Eliezer claims that dath ilani never give in to threats.
The only reason people will make threats against you, the argument goes, is if those people expect that you might give in. If you have an iron-clad policy against acting in response to threats made against you, then there’s no point in making or enforcing the threats in the first place. There’s no reason for the threatener to bother, so they don’t. Which means in some sufficiently long run, refusing to submit to threats means you’re not subject to threats.
This seems a bit fishy to me. I have a lingering suspicion that this argument doesn’t apply, or at least doesn’t apply universally, in the real world.
I’m thinking here mainly of a prototypical case of an isolated farmer family (like the early farming families of the greek peninsula, not absorbed into a polis), being accosted by some roving bandits, such as the soldiers of the local government. The bandits say “give us half your harvest, or we’ll just kill you.”
The argument above depends on a claim about the cost of executing on a threat. “There’s no reason to bother” implies that the threatener has a preference not to bother, if they know that the threat won’t work.
I don’t think that assumption particularly applies. For many cases, like the case above, the cost to the threatener of executing on the threat is negligible, or at least small relative to the available rewards. The bandits don’t particularly mind killing the farmers and taking their stuff, if the farmers don’t want to give it up. There isn’t a realistic chance that the bandits, warriors specializing in violence and outnumbering the farmers, will lose a physical altercation.
From the badnits’ perspective their are two options:
- Showing up, threatening to kill the farmers, taking away ask much food as they can carry (and then maybe coming back to accost them again next year).
- Showing up, threatening to kill the farmers, actually killing the farmers, and then taking away as much food as they can carry.
It might be easier and less costly for the bandits to get what they want by being scary rather than by being violent. But the plunder is definitely enough to make violence worth it if it comes to that. They prefer option 1, but they’re totally willing to fall back on option 2.
It seems like, in this situation, the farmers are probably better off cooperating with the bandits and giving them some food, even knowing that that means that the bandits will come back and demand “taxes” from them every harvest. They’re just better off submitting.
Maybe, decision theoretically, this situation doesn’t count as a threat. The bandits are taking food from the the farmers, one way or the other, and they’re killing the farmers if they try to stop that. They’re not killing the farmers so that they’ll give up their food.

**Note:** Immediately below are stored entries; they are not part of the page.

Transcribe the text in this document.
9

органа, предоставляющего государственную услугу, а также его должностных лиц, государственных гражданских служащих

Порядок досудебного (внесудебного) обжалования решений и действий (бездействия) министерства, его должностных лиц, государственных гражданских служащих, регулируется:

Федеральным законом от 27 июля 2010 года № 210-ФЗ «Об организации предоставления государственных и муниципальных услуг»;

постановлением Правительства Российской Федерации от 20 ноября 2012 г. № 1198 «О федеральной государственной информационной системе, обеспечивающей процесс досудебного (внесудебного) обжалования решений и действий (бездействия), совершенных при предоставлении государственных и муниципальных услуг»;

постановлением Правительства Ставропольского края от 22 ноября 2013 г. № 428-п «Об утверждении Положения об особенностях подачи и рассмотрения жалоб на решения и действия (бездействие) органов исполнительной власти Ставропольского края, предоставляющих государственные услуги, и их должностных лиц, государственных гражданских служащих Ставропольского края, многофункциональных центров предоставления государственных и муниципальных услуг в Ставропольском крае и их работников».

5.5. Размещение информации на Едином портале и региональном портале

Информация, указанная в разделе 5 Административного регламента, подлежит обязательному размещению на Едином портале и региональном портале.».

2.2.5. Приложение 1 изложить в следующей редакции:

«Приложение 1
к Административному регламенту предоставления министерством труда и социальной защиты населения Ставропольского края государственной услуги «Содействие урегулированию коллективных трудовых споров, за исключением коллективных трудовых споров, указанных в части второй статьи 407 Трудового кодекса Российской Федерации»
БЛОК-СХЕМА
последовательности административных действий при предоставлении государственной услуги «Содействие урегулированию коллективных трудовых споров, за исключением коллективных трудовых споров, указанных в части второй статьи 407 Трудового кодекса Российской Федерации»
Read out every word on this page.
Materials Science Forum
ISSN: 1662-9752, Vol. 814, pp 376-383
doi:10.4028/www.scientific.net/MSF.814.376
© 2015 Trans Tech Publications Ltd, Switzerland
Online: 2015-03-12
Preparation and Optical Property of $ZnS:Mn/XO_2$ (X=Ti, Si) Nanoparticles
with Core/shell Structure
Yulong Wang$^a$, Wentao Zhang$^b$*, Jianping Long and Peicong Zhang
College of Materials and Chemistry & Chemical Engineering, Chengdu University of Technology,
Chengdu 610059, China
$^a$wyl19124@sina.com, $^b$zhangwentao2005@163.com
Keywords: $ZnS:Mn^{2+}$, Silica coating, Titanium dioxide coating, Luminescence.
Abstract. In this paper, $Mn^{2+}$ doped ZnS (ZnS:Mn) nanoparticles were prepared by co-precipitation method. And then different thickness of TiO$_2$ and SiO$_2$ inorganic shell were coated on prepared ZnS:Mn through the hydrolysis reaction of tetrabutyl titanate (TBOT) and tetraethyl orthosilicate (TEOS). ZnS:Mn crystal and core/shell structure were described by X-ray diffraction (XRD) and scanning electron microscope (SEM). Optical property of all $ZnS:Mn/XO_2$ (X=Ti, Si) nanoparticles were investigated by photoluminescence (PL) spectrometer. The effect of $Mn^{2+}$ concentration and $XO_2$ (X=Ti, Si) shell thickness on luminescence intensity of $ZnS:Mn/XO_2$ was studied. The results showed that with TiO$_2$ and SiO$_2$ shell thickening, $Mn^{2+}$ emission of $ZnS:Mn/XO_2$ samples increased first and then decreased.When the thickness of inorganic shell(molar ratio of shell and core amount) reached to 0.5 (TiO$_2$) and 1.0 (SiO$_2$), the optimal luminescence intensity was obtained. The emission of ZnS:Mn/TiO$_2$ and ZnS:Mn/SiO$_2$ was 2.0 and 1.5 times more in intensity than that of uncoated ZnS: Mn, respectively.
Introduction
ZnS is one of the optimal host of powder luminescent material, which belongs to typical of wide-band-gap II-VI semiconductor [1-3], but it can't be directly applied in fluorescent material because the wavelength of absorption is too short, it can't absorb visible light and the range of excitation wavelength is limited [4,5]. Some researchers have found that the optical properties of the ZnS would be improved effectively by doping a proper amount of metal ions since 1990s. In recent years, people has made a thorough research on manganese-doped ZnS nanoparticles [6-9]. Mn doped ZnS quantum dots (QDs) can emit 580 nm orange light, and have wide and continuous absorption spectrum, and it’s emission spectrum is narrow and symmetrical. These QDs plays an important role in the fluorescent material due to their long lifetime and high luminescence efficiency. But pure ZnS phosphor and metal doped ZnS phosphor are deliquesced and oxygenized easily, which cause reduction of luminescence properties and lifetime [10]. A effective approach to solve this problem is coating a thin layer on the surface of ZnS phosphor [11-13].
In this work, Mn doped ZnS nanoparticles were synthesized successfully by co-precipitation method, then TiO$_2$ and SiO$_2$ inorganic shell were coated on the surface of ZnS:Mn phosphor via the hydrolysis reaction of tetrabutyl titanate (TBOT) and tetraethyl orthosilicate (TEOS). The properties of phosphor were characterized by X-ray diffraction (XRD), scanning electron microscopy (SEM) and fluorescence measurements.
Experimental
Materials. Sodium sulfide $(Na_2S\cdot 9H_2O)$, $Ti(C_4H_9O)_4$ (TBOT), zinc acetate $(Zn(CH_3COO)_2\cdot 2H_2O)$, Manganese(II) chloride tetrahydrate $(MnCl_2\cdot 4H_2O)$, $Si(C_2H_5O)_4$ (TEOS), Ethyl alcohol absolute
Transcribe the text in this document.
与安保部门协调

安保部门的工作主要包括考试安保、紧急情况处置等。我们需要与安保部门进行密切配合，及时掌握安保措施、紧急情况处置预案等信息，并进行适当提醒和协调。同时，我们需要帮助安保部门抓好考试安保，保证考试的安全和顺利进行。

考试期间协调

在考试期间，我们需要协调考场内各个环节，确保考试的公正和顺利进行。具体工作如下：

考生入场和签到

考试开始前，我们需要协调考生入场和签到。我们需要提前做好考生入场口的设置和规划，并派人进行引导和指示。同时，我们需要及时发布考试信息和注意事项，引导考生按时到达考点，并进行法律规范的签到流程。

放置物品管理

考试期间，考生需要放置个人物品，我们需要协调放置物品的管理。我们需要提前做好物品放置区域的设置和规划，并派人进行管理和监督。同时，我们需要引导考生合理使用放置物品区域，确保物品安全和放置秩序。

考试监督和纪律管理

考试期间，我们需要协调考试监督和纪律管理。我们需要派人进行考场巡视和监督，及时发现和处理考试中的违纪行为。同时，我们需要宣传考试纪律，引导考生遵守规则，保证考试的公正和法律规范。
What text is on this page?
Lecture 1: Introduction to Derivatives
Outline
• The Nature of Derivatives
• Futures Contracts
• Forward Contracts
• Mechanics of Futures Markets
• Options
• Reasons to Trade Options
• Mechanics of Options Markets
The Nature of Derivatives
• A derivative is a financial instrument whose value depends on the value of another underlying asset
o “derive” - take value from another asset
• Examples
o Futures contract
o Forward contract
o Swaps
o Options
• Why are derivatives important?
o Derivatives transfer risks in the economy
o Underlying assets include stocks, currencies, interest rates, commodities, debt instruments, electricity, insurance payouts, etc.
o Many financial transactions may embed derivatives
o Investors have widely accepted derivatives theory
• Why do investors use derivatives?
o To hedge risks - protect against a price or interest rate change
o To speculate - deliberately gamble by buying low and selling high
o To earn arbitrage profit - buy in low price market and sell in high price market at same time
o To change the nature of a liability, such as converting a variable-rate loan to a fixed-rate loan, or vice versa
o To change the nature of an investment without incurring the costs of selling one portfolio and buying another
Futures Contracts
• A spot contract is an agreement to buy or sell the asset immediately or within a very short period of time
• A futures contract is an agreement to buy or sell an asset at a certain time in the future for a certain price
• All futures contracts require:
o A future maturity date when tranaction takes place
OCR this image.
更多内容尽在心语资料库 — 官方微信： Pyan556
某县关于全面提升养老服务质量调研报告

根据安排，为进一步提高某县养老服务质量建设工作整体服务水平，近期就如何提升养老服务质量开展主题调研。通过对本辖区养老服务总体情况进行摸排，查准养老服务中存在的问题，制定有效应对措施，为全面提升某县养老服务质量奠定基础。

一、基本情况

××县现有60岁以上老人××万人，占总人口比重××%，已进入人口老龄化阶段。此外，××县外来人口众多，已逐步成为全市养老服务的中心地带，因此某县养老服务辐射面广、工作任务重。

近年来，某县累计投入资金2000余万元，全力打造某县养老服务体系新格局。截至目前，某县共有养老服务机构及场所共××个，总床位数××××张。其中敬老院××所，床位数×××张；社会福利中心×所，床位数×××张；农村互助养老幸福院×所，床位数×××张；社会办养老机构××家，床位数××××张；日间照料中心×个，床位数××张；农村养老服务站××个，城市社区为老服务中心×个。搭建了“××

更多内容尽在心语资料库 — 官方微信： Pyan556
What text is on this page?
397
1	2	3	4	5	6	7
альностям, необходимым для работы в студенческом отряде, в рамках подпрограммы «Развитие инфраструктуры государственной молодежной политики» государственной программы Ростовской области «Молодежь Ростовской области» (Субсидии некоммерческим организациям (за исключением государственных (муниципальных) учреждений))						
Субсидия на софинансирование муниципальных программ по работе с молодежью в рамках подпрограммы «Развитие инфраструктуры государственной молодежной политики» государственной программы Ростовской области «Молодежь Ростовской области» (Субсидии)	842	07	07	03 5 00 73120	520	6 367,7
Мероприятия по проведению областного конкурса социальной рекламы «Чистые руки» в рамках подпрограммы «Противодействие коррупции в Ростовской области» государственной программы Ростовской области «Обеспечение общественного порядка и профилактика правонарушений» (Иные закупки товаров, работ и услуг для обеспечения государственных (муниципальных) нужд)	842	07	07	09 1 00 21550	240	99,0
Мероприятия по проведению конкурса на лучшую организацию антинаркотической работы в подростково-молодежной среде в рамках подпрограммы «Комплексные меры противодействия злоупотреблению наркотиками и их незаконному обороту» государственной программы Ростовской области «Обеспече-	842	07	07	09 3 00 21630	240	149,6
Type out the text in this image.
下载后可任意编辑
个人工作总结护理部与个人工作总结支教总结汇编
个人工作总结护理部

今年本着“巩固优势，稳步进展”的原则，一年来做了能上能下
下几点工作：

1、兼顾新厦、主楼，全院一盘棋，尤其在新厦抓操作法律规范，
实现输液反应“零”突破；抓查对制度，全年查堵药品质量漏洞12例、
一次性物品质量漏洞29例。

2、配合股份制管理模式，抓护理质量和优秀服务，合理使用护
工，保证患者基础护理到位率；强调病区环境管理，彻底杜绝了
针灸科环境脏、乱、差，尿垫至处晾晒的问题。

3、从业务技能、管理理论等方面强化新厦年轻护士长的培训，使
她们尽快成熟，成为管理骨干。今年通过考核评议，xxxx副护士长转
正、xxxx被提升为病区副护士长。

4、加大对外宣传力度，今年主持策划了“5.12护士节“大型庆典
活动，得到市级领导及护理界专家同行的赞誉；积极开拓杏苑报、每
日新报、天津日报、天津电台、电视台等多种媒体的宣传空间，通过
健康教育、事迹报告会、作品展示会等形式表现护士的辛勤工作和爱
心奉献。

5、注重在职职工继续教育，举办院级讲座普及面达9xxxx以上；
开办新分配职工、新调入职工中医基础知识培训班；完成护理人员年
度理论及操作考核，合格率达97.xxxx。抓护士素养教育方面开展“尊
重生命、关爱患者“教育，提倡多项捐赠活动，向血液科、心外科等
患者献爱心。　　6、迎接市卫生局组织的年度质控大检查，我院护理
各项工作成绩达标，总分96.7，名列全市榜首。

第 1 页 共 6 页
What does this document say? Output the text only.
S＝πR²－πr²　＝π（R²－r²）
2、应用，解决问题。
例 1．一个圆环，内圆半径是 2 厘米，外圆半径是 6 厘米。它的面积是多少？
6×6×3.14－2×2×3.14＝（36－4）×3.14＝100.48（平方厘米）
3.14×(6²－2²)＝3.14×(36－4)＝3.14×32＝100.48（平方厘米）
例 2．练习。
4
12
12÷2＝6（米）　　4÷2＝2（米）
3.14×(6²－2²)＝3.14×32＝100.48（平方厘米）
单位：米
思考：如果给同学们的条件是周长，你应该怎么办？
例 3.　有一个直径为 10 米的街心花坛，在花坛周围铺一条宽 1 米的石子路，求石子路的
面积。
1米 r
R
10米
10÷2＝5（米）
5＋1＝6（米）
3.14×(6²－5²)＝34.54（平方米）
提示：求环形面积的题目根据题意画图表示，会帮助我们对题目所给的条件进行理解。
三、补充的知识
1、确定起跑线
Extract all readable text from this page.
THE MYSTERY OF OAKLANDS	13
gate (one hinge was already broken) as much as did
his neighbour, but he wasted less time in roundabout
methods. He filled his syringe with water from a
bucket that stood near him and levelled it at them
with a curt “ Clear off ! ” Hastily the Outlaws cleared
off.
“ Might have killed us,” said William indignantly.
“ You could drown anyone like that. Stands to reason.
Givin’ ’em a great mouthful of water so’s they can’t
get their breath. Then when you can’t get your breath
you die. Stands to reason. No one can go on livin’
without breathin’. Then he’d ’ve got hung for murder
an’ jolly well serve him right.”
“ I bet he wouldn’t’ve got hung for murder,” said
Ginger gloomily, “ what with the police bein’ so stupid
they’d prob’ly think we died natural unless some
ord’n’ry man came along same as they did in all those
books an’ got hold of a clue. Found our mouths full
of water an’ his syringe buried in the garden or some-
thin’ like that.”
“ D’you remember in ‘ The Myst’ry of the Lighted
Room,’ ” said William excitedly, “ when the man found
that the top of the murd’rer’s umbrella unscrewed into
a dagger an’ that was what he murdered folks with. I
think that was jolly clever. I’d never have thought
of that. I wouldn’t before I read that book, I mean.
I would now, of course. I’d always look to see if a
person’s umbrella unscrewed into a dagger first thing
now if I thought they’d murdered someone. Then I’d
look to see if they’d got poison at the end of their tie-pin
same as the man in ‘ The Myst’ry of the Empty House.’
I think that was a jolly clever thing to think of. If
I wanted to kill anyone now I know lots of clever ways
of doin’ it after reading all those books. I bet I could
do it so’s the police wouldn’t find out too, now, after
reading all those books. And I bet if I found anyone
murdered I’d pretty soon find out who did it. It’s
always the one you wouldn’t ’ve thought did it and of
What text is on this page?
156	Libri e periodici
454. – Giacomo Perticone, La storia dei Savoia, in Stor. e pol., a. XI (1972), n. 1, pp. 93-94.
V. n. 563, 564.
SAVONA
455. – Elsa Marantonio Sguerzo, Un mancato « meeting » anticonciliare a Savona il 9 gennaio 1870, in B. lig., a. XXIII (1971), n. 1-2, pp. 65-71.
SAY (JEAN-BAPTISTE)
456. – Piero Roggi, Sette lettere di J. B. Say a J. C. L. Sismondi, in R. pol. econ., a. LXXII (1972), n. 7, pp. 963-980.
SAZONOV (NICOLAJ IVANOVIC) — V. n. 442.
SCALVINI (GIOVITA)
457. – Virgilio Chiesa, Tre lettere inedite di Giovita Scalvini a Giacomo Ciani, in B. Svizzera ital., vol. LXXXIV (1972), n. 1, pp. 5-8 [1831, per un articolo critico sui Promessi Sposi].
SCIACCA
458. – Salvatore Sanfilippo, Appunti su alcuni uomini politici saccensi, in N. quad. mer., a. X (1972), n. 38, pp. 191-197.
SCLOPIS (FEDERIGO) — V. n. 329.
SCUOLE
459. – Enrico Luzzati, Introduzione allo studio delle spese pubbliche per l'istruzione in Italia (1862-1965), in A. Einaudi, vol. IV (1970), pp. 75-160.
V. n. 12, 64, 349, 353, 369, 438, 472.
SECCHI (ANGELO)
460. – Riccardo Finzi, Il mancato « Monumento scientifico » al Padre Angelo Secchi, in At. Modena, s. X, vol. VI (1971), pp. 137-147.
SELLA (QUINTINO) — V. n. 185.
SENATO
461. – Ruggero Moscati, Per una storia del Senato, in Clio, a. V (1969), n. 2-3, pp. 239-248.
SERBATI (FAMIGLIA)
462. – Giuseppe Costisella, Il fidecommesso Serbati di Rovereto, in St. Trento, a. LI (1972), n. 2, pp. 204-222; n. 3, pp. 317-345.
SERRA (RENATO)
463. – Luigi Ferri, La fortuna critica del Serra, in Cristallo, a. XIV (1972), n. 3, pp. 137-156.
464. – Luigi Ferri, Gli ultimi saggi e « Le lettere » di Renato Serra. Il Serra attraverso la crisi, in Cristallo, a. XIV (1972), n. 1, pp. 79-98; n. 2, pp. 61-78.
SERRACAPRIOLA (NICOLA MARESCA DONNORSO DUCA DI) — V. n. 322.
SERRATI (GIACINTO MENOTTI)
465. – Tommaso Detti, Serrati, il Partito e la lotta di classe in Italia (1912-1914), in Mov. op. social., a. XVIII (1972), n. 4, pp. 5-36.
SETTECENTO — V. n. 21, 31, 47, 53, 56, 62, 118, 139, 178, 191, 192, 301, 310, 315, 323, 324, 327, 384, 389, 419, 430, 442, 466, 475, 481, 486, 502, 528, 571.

But that seems fishy. Most of the time, the bandits don’t, in fact have to resort to violence. Just showing up and threatening violence is enough to get what they want. The farmers do make the lives of the bandits easier by submitting and giving them much of the harvest without resistance. Doing otherwise would be straightforwardly worse for them.
Resisting the bandits out of a commitment to some notion of decision-theoretic rationality seems exactly analogous to two-boxing in Newcom’s problem, because of a commitment to (causal) decision-theoretic rationality.
You might not want to give in out of spite. “Fuck you. I’d rather die than help you steal from me.” But a dath ilani would say that that’s a matter of the utility function, not of decision theory. You just don’t like submitting to threats, and so will pay big costs to avoid it, not that you’re following a policy that maximizes your payoffs.
So, it seems like the policy has to be “don’t give into threats that are sufficiently costly to execute that the threatener would prefer not to bother, if they knew in advance that you wouldn’t give in”. (And possibly with the additional caveat “if the subjunctive dependence between you and the threatener is sufficiently high.”)
But that’s a much more complicated policy. For one thing, it requires a person-being-threatened to accurately estimate how costly it would be for the threatener to execute their threat (and the threatener is thereby incentivized to deceive them about that).
Hm. But maybe that’s easy to estimate actually, in the cases where the threatener gets a payout of 0, if the person-being-threatened doesn’t cooperate with the threat? Which is the case for most blackmail attempts, for instances, but not necessarily “if you don’t give me some of your harvest, I’ll kill you.”
In lots of case, it seems like it would be ambiguous. Especially when there are large power disparities in favor of the threatener. When someone powerful threatens you the cost of executing the the threat is likely to be small for them, possibly small enough to be negligible. And in those cases, their own spite at you for resisting them might be more than enough reason to act on it.